Organ-specific signature profiles for blood vessel cells
Their study, which is published in the journal eLife, used a genetic mouse model to compare endothelial cells in their natural organ environment. The researchers first looked at healthy mice and compared how genes were expressed in endothelial cells from heart, lung and brain tissues. Next, they studied the blood vessel endothelial cells of unhealthy mice — those exposed to a bacterial toxin, which mimicked inflammation in the whole body.
Under both conditions, endothelial cells from various organs expressed distinct genetic signatures.
“One of the most surprising findings of this study is that blood vessel endothelial cells in the brain express genes that were previously thought to be primarily found in neurons — such as the genes involved in the transport of neurotransmitters and synaptic vesicles,” said Dr. Jalees Rehman, UIC professor of medicine, pharmacology and bioengineering at the College of Medicine.
Similar results were found for heart endothelial cells, which expressed the genes known to help heart muscle cells beat and pump blood.
“We have had anecdotal descriptions that blood vessel cells function differently in each organ for some time, but newer genetic tools allowed us to perform a global analysis of thousands of genes in the blood vessels of these vital organs,” Rehman said.
Rehman said the results of this study can be used to inform the bioengineering of blood vessels that are specific to different organs and that the findings suggest there are untapped avenues for developing more targeted treatments.

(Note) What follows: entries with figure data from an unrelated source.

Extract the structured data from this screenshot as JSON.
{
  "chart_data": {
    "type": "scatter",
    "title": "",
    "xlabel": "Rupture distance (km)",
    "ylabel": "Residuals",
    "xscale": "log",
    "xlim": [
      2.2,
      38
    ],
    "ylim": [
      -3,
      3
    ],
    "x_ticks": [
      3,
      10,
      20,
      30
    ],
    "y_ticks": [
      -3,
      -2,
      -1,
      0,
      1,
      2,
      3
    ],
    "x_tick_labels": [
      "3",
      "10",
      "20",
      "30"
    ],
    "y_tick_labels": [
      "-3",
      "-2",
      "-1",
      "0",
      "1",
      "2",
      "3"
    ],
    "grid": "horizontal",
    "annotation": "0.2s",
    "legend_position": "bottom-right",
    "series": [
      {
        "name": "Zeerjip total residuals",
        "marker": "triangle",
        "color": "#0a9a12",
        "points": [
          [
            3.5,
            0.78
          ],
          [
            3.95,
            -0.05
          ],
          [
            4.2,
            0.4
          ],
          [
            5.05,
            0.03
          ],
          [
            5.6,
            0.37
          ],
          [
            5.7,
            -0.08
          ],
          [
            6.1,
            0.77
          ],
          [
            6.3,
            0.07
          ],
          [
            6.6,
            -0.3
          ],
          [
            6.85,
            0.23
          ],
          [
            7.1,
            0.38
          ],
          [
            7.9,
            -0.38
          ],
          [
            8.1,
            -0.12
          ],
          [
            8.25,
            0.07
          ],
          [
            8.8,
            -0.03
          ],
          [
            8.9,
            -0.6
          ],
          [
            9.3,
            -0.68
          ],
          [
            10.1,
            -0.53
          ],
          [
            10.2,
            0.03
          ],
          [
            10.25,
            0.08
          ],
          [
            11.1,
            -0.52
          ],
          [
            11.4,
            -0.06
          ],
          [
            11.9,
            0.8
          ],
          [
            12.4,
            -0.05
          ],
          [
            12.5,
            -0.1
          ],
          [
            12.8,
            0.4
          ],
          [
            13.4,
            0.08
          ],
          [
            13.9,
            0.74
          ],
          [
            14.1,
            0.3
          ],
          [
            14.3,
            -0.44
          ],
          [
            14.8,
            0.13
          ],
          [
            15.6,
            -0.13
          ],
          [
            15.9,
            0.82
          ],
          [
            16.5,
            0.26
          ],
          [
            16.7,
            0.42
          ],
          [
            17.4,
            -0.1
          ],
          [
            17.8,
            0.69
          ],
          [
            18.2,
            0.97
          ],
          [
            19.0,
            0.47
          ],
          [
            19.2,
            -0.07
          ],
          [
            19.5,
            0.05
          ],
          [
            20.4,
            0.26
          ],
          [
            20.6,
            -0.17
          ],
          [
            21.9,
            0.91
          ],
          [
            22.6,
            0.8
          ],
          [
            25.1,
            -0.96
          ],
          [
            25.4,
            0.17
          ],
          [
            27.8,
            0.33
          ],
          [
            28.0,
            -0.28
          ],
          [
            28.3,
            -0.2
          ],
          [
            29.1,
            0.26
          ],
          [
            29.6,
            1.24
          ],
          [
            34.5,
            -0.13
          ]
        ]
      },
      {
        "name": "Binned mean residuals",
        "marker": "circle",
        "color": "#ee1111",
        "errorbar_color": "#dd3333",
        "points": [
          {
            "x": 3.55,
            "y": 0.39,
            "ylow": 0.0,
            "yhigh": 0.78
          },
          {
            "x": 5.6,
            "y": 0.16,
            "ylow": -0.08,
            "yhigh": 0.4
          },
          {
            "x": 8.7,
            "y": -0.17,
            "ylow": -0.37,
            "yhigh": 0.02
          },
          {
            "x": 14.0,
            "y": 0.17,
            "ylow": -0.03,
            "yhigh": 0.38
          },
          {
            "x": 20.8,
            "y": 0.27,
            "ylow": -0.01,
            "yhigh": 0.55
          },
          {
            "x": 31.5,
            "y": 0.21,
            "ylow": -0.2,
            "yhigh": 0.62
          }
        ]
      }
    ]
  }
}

“Our findings provide organ-specific blood vessel ‘ZIP codes’ for the potential delivery of drugs to specific tissues,” Rehman said. “Right now, most treatments for vascular disease target all blood vessels regardless of where they are. Imagine if we could develop more effective treatments to uniquely improve the function of blood vessels in the heart or the brain?”
Rehman said that this research suggests that blood vessels may play previously unrecognized roles in some neurological diseases such as Alzheimer’s disease and other forms of dementia because the brain’s endothelial cells expressed genes involved in cognitive function.